Kan took office in June last year after Hatoyama resigned, with his
public support slumping to the 20% threshold after he failed to secure
the relocation of a controversial U.S. air base on the southern island
of Okinawa, one of several broken promises.

The Mainichi poll also found that the disapproval rating for Kan’s
cabinet rose 11 percentage points to 60% in the wake of the reshuffling
of the cabinet last month and that some 60% of respondents said Kan
should call a snap election.

“Apparently, Japanese citizens are losing confidence in the DPJ’s
ability to make changes to Japan’s administration system and prospects
for the nation’s economy,” Saito said.

“And as they are losing their trust in Kan, they can’t possibly
accept any proposal for hiking the sales tax rate from the current 5%,
which is the ultimate measure to fix the budget problem,” he added.

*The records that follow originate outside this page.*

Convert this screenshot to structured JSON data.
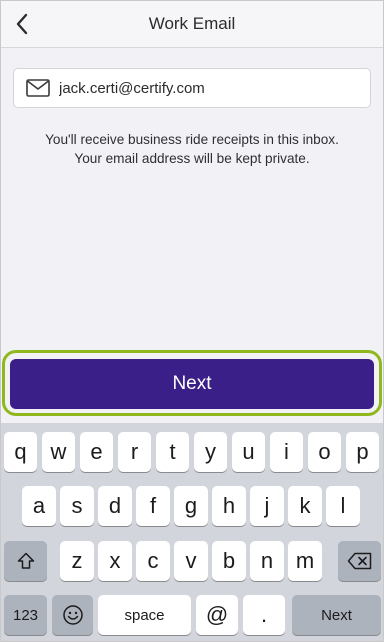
{
  "nav": {
    "title": "Work Email",
    "back_icon": "chevron-left-icon"
  },
  "email": {
    "value": "jack.certi@certify.com",
    "icon": "mail-icon"
  },
  "info": {
    "line1": "You'll receive business ride receipts in this inbox.",
    "line2": "Your email address will be kept private."
  },
  "next_button": {
    "label": "Next",
    "color": "#3a1f88",
    "highlight_color": "#8fb81e"
  },
  "keyboard": {
    "row1": [
      "q",
      "w",
      "e",
      "r",
      "t",
      "y",
      "u",
      "i",
      "o",
      "p"
    ],
    "row2": [
      "a",
      "s",
      "d",
      "f",
      "g",
      "h",
      "j",
      "k",
      "l"
    ],
    "row3": [
      "z",
      "x",
      "c",
      "v",
      "b",
      "n",
      "m"
    ],
    "numbers_label": "123",
    "space_label": "space",
    "at_label": "@",
    "dot_label": ".",
    "next_label": "Next",
    "shift_icon": "shift-icon",
    "delete_icon": "backspace-icon",
    "emoji_icon": "emoji-icon"
  }
}
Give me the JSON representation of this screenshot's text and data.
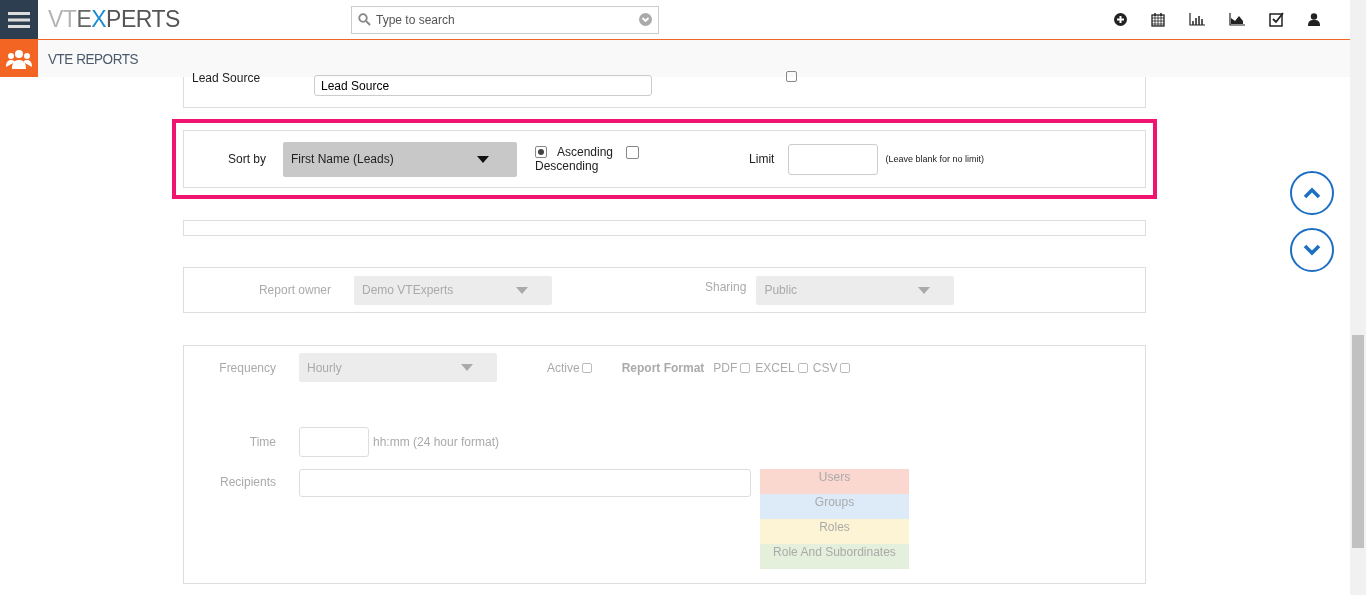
{
  "header": {
    "logo": [
      {
        "text": "VT",
        "color": "#b4b4b4"
      },
      {
        "text": "E",
        "color": "#666666"
      },
      {
        "text": "X",
        "color": "#1a8ccf"
      },
      {
        "text": "PERTS",
        "color": "#555555"
      }
    ],
    "search": {
      "placeholder": "Type to search"
    }
  },
  "subheader": {
    "title": "VTE REPORTS"
  },
  "filter": {
    "label": "Lead Source",
    "value": "Lead Source",
    "checked": false
  },
  "sort": {
    "highlighted": true,
    "label": "Sort by",
    "field": "First Name (Leads)",
    "ascending_label": "Ascending",
    "ascending_selected": true,
    "descending_label": "Descending",
    "descending_selected": false,
    "limit_label": "Limit",
    "limit_hint": "(Leave blank for no limit)"
  },
  "owner": {
    "label": "Report owner",
    "value": "Demo VTExperts",
    "sharing_label": "Sharing",
    "sharing_value": "Public"
  },
  "schedule": {
    "frequency_label": "Frequency",
    "frequency": "Hourly",
    "active_label": "Active",
    "active": false,
    "format_label": "Report Format",
    "formats": [
      {
        "label": "PDF",
        "checked": false
      },
      {
        "label": "EXCEL",
        "checked": false
      },
      {
        "label": "CSV",
        "checked": false
      }
    ],
    "time_label": "Time",
    "time_hint": "hh:mm (24 hour format)",
    "recipients_label": "Recipients",
    "recipient_types": [
      {
        "label": "Users",
        "color": "#fad7cf"
      },
      {
        "label": "Groups",
        "color": "#ddebf9"
      },
      {
        "label": "Roles",
        "color": "#fdf4d6"
      },
      {
        "label": "Role And Subordinates",
        "color": "#e4f0dc"
      }
    ]
  }
}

Kan last month called for cross-party discussion on tax reforms,
which include a possible increase in the sales tax rate, but none of the
opposition parties has so far accepted.

The opposition New Komeito party has decided to vote against
legislation needed to issue deficit-financing bonds to pay for the child
care subsidy in the fiscal 2011 budget even if Prime Minister Kan agrees
to step down as part of the bargain, the Nikkei newspaper reported
today.

New Komeito decision came after the main opposition Liberal
Democratic Party and Your Party decided to reject the government’s
budget-related bills, leaving little room for the bills to get through
the opposition-controlled upper house.

The Social Democratic Party is also expected to formally announce
its opposition to the budget legislation.

“Unless Japanese financial markets went berserk in a way that can
spook politicians, they won’t make any constructive compromise on
a drastic tax reform,” RBS’s Nishioka predicted.